Cristina Ortiz

Brioni said Tuesday it tapped Spanish designer Cristina Ortizas as creative director for its growing women's collection.

MILAN — Cristina Ortiz is set to inject some femininity into Brioni.

The company said Tuesday it had tapped the Spanish designer as creative director of its growing women’s collection, confirming a WWD report.

Ortiz’s first collection will bow for fall 2006 and be presented during the Milan collections in February.

“It makes sense that a woman should be designing for women,” Umberto Angeloni, chief executive officer of Brioni, told WWD. “Ortiz marks the next phase of Brioni’s women’s collection, which is a more mature phase.”

Ortiz, who designed Lanvin from 1997 to 2002, said she wanted to pull from Brioni’s DNA, but make the collection distinctly feminine. “I don’t want to take men’s clothes and put them on women,” she said. “I want to take the quality of Brioni and details from its tailoring, and transmit them into a collection that is current and feminine. The collection is for a woman who is sophisticated and refined.”

Known for her sharp tailoring and minimalist bent, Ortiz brought a sexy, modern image to Lanvin and went on to consult at Prada and Max Mara before taking a pause from fashion to have her second child.

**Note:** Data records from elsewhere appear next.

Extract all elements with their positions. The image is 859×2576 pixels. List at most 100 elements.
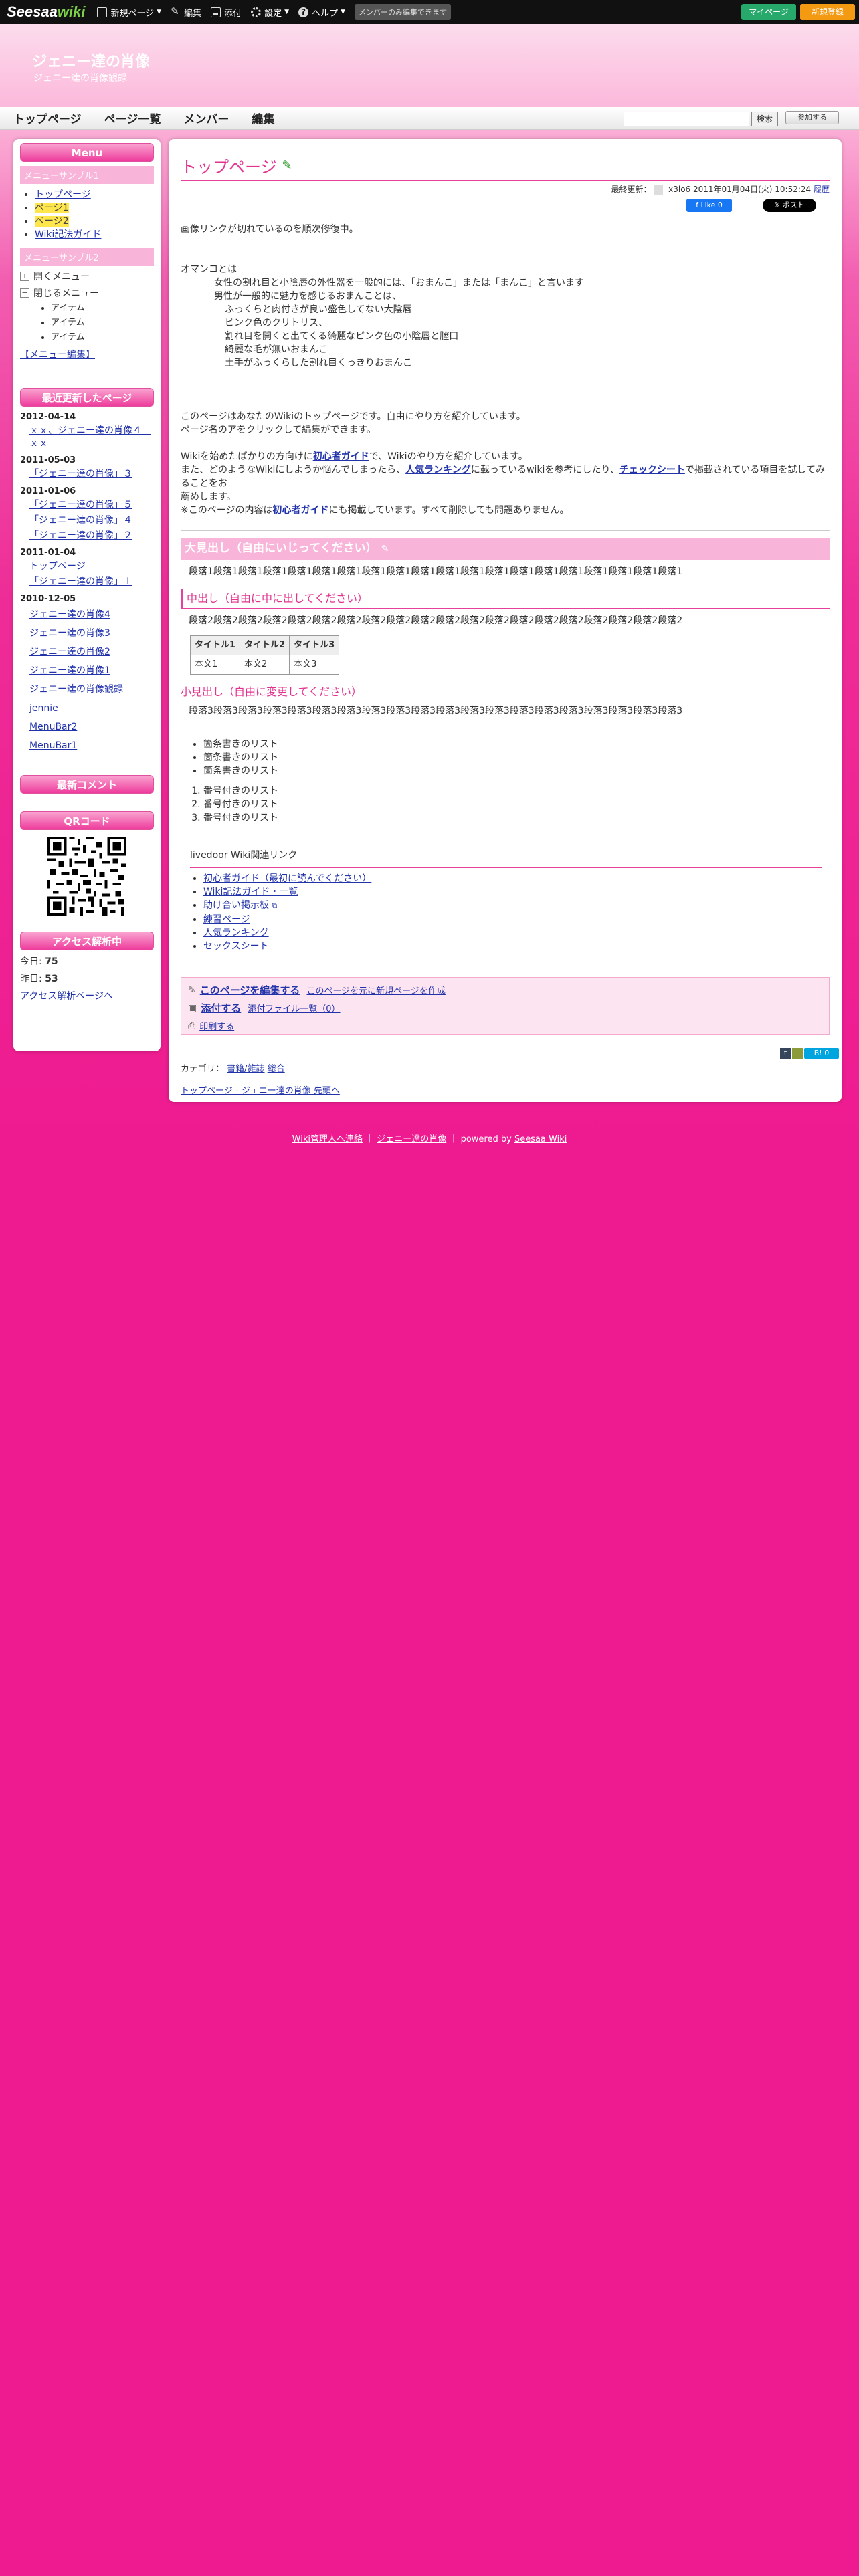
related-link[interactable]: 練習ページ: [203, 914, 250, 925]
attach-link[interactable]: 添付する: [201, 1001, 241, 1015]
list-item[interactable]: 初心者ガイド（最初に読んでください）: [203, 872, 830, 885]
recent-link[interactable]: ジェニー達の肖像3: [29, 627, 154, 640]
new-page-label: 新規ページ: [110, 8, 155, 19]
recent-link[interactable]: MenuBar1: [29, 740, 154, 752]
related-link[interactable]: Wiki記法ガイド・一覧: [203, 887, 298, 897]
history-link[interactable]: 履歴: [814, 185, 830, 194]
gear-icon: [251, 7, 262, 17]
updated-time: 2011年01月04日(火) 10:52:24: [693, 185, 812, 194]
qr-code-heading: QRコード: [20, 811, 154, 830]
sidebar-link-wiki-guide[interactable]: Wiki記法ガイド: [35, 229, 101, 240]
print-link[interactable]: 印刷する: [199, 1019, 234, 1032]
attach-menu[interactable]: 添付: [211, 6, 242, 19]
sidebar-link-top-page[interactable]: トップページ: [35, 189, 91, 200]
related-link[interactable]: 助け合い掲示板: [203, 900, 269, 911]
powered-by-label: powered by: [460, 1134, 512, 1144]
register-button[interactable]: 新規登録: [800, 4, 855, 20]
share-buttons: t B! 0: [181, 1047, 839, 1061]
recent-link[interactable]: 「ジェニー達の肖像」３: [29, 468, 154, 481]
edit-menu[interactable]: 編集: [171, 5, 201, 19]
recent-link[interactable]: ｘｘ、ジェニー達の肖像４ ｘｘ: [29, 425, 154, 450]
recent-link[interactable]: 「ジェニー達の肖像」４: [29, 514, 154, 527]
related-link[interactable]: 初心者ガイド（最初に読んでください）: [203, 873, 371, 884]
beginner-guide-link[interactable]: 初心者ガイド: [272, 505, 328, 516]
hatena-bookmark-button[interactable]: B! 0: [804, 1048, 839, 1059]
check-sheet-link[interactable]: チェックシート: [619, 465, 685, 475]
related-link[interactable]: 人気ランキング: [203, 928, 269, 938]
attach-list-link[interactable]: 添付ファイル一覧（0）: [248, 1002, 340, 1014]
divider: [181, 530, 830, 531]
table-header: タイトル1: [189, 635, 241, 655]
close-menu-toggle[interactable]: − 閉じるメニュー: [20, 286, 154, 300]
recent-pages-list: 2012-04-14 ｘｘ、ジェニー達の肖像４ ｘｘ 2011-05-03 「ジ…: [20, 412, 154, 752]
category-link[interactable]: 書籍/雑誌: [227, 1064, 264, 1074]
facebook-like-button[interactable]: f Like 0: [686, 199, 732, 212]
table-cell: 本文3: [289, 655, 340, 675]
recent-link[interactable]: MenuBar2: [29, 721, 154, 734]
updated-user[interactable]: x3lo6: [668, 185, 690, 194]
nav-page-list[interactable]: ページ一覧: [104, 110, 161, 126]
recent-link[interactable]: トップページ: [29, 560, 154, 573]
access-analysis-link[interactable]: アクセス解析ページへ: [20, 991, 113, 1002]
search-input[interactable]: [624, 112, 749, 126]
site-title[interactable]: ジェニー達の肖像: [32, 49, 150, 71]
beginner-guide-link[interactable]: 初心者ガイド: [313, 451, 369, 462]
list-item[interactable]: Wiki記法ガイド: [35, 228, 154, 241]
new-page-menu[interactable]: 新規ページ ▼: [97, 6, 161, 19]
facebook-like-label: Like 0: [700, 201, 723, 209]
seesaa-wiki-link[interactable]: Seesaa Wiki: [514, 1134, 567, 1144]
mypage-button[interactable]: マイページ: [741, 4, 796, 20]
recent-link[interactable]: jennie: [29, 702, 154, 715]
search-button[interactable]: 検索: [751, 112, 778, 126]
recent-link[interactable]: 「ジェニー達の肖像」５: [29, 499, 154, 512]
recent-link[interactable]: 「ジェニー達の肖像」２: [29, 530, 154, 542]
list-item[interactable]: ページ1: [35, 201, 154, 215]
recent-date: 2010-12-05: [20, 594, 76, 604]
edit-page-link[interactable]: このページを編集する: [200, 983, 300, 997]
ranking-link[interactable]: 人気ランキング: [405, 465, 471, 475]
list-item[interactable]: 練習ページ: [203, 913, 830, 926]
recent-link[interactable]: 「ジェニー達の肖像」１: [29, 576, 154, 588]
list-item[interactable]: ページ2: [35, 215, 154, 228]
categories: カテゴリ： 書籍/雑誌 総合: [181, 1061, 830, 1074]
related-link[interactable]: セックスシート: [203, 941, 269, 952]
category-link[interactable]: 総合: [268, 1064, 285, 1074]
list-item[interactable]: セックスシート: [203, 940, 830, 953]
nav-members[interactable]: メンバー: [183, 110, 229, 126]
list-item[interactable]: 助け合い掲示板 ⧉: [203, 899, 830, 913]
nav-top-page[interactable]: トップページ: [13, 110, 82, 126]
seesaa-wiki-logo[interactable]: Seesaa wiki: [7, 3, 85, 21]
edit-pencil-icon[interactable]: ✎: [282, 158, 292, 173]
open-menu-toggle[interactable]: + 開くメニュー: [20, 270, 154, 283]
list-item[interactable]: 人気ランキング: [203, 926, 830, 940]
nav-edit[interactable]: 編集: [252, 110, 274, 126]
logo-text-seesaa: Seesaa: [7, 3, 58, 20]
recent-link[interactable]: ジェニー達の肖像4: [29, 609, 154, 621]
top-bar: Seesaawiki 新規ページ▼ 編集 添付 設定▼ ? ヘルプ▼ メンバーの…: [0, 0, 859, 24]
text-span: に載っているwikiを参考にしたり、: [470, 465, 619, 475]
text-span: また、どのようなWikiにしようか悩んでしまったら、: [181, 465, 406, 475]
footer-site-link[interactable]: ジェニー達の肖像: [377, 1134, 446, 1144]
join-button[interactable]: 参加する: [785, 111, 839, 124]
breadcrumb[interactable]: トップページ - ジェニー達の肖像 先頭へ: [181, 1086, 340, 1096]
recent-link[interactable]: ジェニー達の肖像観録: [29, 683, 154, 696]
facebook-icon: f: [696, 201, 698, 209]
edit-pencil-icon[interactable]: ✎: [381, 544, 389, 554]
help-menu[interactable]: ? ヘルプ ▼: [298, 6, 345, 19]
caret-down-icon: ▼: [341, 9, 346, 15]
menu-edit-link[interactable]: 【メニュー編集】: [20, 350, 95, 360]
text-line: 綺麗な毛が無いおまんこ: [225, 344, 328, 355]
tumblr-icon[interactable]: t: [780, 1048, 791, 1059]
new-from-page-link[interactable]: このページを元に新規ページを作成: [306, 984, 445, 996]
list-item[interactable]: Wiki記法ガイド・一覧: [203, 885, 830, 899]
contact-admin-link[interactable]: Wiki管理人へ連絡: [292, 1134, 363, 1144]
sidebar-link-page2[interactable]: ページ2: [35, 216, 69, 227]
settings-menu[interactable]: 設定 ▼: [251, 6, 289, 19]
members-only-note: メンバーのみ編集できます: [355, 4, 452, 20]
share-icon[interactable]: [792, 1048, 803, 1059]
recent-link[interactable]: ジェニー達の肖像2: [29, 646, 154, 659]
recent-link[interactable]: ジェニー達の肖像1: [29, 665, 154, 677]
x-post-button[interactable]: 𝕏 ポスト: [763, 199, 816, 212]
sidebar-link-page1[interactable]: ページ1: [35, 203, 69, 213]
list-item[interactable]: トップページ: [35, 188, 154, 201]
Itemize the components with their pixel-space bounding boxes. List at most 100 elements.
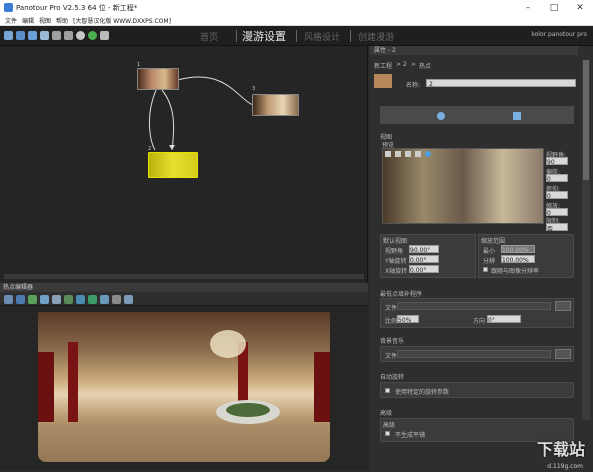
polygon-tool-icon[interactable] — [28, 295, 37, 304]
cube-icon[interactable] — [513, 112, 521, 120]
point-tool-icon[interactable] — [16, 295, 25, 304]
no-tiles-checkbox[interactable] — [385, 431, 390, 436]
tilt-field[interactable]: 0 — [546, 191, 568, 200]
open-icon[interactable] — [16, 31, 25, 40]
watermark-text: 下载站 — [536, 440, 585, 459]
panorama-node-3[interactable] — [252, 94, 299, 116]
close-button[interactable]: ✕ — [567, 0, 593, 15]
menu-view[interactable]: 视图 — [39, 16, 51, 25]
save-as-icon[interactable] — [40, 31, 49, 40]
breadcrumb-arrow: > — [411, 61, 417, 68]
bg-browse-button[interactable] — [555, 349, 571, 359]
min-label: 最小 — [483, 248, 496, 255]
settings-icon[interactable] — [76, 31, 85, 40]
min-input[interactable]: 100.00% — [501, 245, 535, 254]
bg-music-section: 背景音乐 — [380, 338, 405, 345]
file-input[interactable] — [397, 302, 551, 310]
panorama-preview[interactable] — [38, 312, 330, 462]
yaw-value: 0.00° — [410, 257, 427, 264]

The Brioni women’s collection, launched in 2001, has had moderate success, generating about 8 percent, or 14 million euros, ($16.8 million at current exchange) of the firm’s annual sales, which are expected to reach 172 million euros ($206.9 million) this year. However, under former designer Fabio Piras, the collections often lacked a clear point of view.

Angeloni said he believed Ortiz would bring a focused image to the collection, which is produced in-house at Brioni’s factories in Abruzzo, Italy.

“We spent the last four years working to build the infrastructure to produce the collection, implementing the right people and better understanding our target audience,” Angeloni said. “Cristina will bring a much more focused image to the brand.”

Angeloni said women’s wear should grow to about 25 percent of Brioni’s sales within the next five years. “We’re looking for organic growth,” he said. “Women’s will always be smaller than men’s.”

Angeloni said Ortiz signed a five-season contract and that an accessories collection would be launched during her third season.